Ministerie van Financiën

Antwoord op vraag tijdens het Algemeen Overleg Ecofin over clearing & settlement

Kamervragen | 05-11-2007 | nr FM07-2790

De Voorzitter van de Tweede Kamer der Staten-Generaal Postbus 20018
2500 EA 'S-GRAVENHAGE

Ons kenmerk: FM 2007-2790 M

Tijdens het Algemeen overleg op 4 oktober 2007 inzake de informele Ecofin heeft lid De Nerée tot Babberich, naar aanleiding van mijn brief van 1 oktober 2007 ref. FM 2007-02341 over het onderwerp Clearing en Settlement, de vraag gesteld welke concrete gevolgen voorzien worden naar aanleiding van de ontwikkelingen op dit terrein.

In de voorgaande brief met daarin de beantwoording van de vraag van kamerlid Irrgang is opheldering gegeven over de status van Europese initiatieven inzake harmonisatie van Clearing & Settlement en de gevolgen daarvan voor het Nederlandse effectenrecht. Dit is gedaan aan de hand van de laatste rapporten op dit gebied. In de brief wordt uiteengezet dat er nog geen uitsluitsel kan worden gegeven over toekomstige regelgeving, maar dat gezien de laatste rapporten kan worden verwacht dat de kans dat Nederland aanpassingen zal moeten doen in wetgeving die betrekking heeft op eigendomsbescherming van effecten klein is. Dit heeft te maken met het feit dat de Nederlandse wetgeving reeds afdoende bescherming biedt.
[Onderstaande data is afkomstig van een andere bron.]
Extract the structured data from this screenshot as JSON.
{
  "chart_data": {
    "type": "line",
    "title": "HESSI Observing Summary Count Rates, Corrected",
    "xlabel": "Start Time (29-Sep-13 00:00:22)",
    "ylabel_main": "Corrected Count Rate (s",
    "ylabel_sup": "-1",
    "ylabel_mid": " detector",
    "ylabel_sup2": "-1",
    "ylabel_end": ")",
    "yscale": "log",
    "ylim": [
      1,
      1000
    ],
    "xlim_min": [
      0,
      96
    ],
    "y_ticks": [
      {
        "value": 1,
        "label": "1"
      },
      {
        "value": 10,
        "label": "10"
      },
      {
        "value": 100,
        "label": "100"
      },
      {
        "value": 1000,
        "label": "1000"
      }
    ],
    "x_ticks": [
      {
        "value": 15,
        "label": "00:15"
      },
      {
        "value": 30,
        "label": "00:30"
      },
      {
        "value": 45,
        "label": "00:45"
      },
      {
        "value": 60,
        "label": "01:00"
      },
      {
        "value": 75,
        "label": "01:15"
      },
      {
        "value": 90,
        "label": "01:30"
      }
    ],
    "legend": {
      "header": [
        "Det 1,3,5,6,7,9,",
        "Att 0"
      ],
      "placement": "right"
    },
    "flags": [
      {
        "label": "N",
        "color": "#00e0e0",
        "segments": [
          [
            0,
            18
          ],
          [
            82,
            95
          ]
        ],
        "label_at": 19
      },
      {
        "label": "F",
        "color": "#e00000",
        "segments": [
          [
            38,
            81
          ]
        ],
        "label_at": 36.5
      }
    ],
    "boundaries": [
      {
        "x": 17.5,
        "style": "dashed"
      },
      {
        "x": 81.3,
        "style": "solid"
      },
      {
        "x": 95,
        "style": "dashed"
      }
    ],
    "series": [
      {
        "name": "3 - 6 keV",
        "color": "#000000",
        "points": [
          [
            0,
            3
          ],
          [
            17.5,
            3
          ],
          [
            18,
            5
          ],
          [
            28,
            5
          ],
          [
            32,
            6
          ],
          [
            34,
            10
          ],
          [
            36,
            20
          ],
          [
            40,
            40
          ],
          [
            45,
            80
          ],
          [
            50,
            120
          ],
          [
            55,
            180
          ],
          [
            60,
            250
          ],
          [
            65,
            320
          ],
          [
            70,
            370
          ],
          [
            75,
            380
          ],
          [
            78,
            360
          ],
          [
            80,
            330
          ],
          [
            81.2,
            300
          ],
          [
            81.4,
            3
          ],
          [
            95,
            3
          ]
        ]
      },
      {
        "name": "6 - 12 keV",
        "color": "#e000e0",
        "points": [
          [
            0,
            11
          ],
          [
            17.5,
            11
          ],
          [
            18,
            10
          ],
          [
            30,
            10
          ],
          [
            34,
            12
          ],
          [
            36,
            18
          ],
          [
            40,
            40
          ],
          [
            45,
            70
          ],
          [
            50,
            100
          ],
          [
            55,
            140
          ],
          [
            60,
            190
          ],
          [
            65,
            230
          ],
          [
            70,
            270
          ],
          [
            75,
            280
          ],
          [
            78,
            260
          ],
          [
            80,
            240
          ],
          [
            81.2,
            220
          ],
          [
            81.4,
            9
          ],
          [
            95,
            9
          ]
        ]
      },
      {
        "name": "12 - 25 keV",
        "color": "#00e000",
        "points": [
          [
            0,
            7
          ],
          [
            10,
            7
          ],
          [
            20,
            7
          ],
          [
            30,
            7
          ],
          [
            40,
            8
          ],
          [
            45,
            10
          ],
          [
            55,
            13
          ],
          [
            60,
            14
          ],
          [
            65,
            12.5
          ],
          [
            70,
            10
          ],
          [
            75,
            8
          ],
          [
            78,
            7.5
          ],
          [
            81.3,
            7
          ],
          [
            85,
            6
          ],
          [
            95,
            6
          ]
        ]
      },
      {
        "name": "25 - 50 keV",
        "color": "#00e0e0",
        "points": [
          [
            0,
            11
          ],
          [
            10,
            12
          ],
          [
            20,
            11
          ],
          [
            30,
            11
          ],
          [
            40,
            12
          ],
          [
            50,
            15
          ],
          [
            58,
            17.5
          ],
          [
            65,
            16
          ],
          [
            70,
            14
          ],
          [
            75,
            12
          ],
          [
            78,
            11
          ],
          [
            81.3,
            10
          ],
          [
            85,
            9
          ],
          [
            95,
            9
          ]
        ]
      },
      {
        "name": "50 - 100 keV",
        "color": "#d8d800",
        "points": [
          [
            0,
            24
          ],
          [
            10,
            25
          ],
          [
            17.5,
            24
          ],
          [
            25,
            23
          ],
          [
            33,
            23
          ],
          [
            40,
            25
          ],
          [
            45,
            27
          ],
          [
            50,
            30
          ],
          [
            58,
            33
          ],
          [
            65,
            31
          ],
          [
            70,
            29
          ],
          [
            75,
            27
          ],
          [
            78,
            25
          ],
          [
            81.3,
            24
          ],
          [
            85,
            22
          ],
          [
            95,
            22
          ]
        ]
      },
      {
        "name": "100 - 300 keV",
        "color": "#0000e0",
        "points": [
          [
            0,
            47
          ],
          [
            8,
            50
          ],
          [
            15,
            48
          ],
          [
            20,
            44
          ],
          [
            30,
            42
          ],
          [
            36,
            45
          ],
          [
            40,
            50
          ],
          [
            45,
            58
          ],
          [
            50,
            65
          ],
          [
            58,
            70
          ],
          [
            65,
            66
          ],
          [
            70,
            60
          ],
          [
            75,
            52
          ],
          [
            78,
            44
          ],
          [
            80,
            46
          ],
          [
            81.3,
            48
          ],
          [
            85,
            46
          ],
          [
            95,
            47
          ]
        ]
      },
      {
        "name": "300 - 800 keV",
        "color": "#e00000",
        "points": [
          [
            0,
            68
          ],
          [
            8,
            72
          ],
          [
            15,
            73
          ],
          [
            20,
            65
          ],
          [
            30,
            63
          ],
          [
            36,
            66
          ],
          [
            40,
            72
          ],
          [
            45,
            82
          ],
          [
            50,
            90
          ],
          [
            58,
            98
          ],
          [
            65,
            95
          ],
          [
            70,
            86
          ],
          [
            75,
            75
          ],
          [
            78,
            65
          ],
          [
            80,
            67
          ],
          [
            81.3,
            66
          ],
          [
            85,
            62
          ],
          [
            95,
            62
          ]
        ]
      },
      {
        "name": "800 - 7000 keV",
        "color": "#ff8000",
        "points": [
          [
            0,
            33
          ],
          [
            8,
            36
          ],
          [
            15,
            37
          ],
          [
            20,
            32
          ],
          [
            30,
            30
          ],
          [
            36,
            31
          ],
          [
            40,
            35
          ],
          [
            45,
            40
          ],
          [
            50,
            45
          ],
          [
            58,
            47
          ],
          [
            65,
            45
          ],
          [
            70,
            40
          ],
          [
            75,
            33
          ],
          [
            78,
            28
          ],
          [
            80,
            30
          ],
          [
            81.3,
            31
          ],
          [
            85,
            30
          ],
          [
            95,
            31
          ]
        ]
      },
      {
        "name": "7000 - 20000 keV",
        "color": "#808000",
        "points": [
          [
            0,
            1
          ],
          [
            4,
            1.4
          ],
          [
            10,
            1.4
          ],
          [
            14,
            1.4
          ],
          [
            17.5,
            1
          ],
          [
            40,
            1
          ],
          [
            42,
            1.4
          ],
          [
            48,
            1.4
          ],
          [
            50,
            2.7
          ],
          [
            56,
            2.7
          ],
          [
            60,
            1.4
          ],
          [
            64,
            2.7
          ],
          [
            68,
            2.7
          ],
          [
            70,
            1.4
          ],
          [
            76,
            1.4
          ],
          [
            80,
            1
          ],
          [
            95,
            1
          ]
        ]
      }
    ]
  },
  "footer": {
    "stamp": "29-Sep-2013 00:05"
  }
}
De Europese Commissie is zich nog aan het oriënteren op de te nemen stappen op het gebied van Clearing & Settlement. Pas eind 2008 zal de Legal Certainty Group de Commissie adviseren over te nemen maatregelen. De Europese Commissie zal daarna maatregelen voorstellen in het licht van haar uitgangspunten van 'Better Regulation'. Vervolgens zullen lidstaten moeten implementeren voor zover nodig. Op dit moment is niet aan te geven welke concrete maatregelen er genomen zullen worden. Om die reden zijn er in de brief formuleringen gebruikt die de onduidelijkheden en gedeeltelijke onvoorzienbaarheden van toekomstige Europese regelgeving onderkennen, dat betekent echter niet dat er reden is tot zorg. Als er al maatregelen genomen dienen te worden zullen deze betrekking hebben op grensoverschrijdende dienstverlening en zal er rekening moeten worden gehouden met de bestaande juridische doctrines en principes. Voorts is niet te voorzien dat maatregelen zullen worden genomen die op enige wijze de bescherming van de positie van de belegger nadelig zullen beïnvloeden.

Er zijn op dit moment geen redenen tot zorg en zodra de consequenties voor het Nederlandse effectenrecht duidelijker worden zal ik u hierover nader informeren.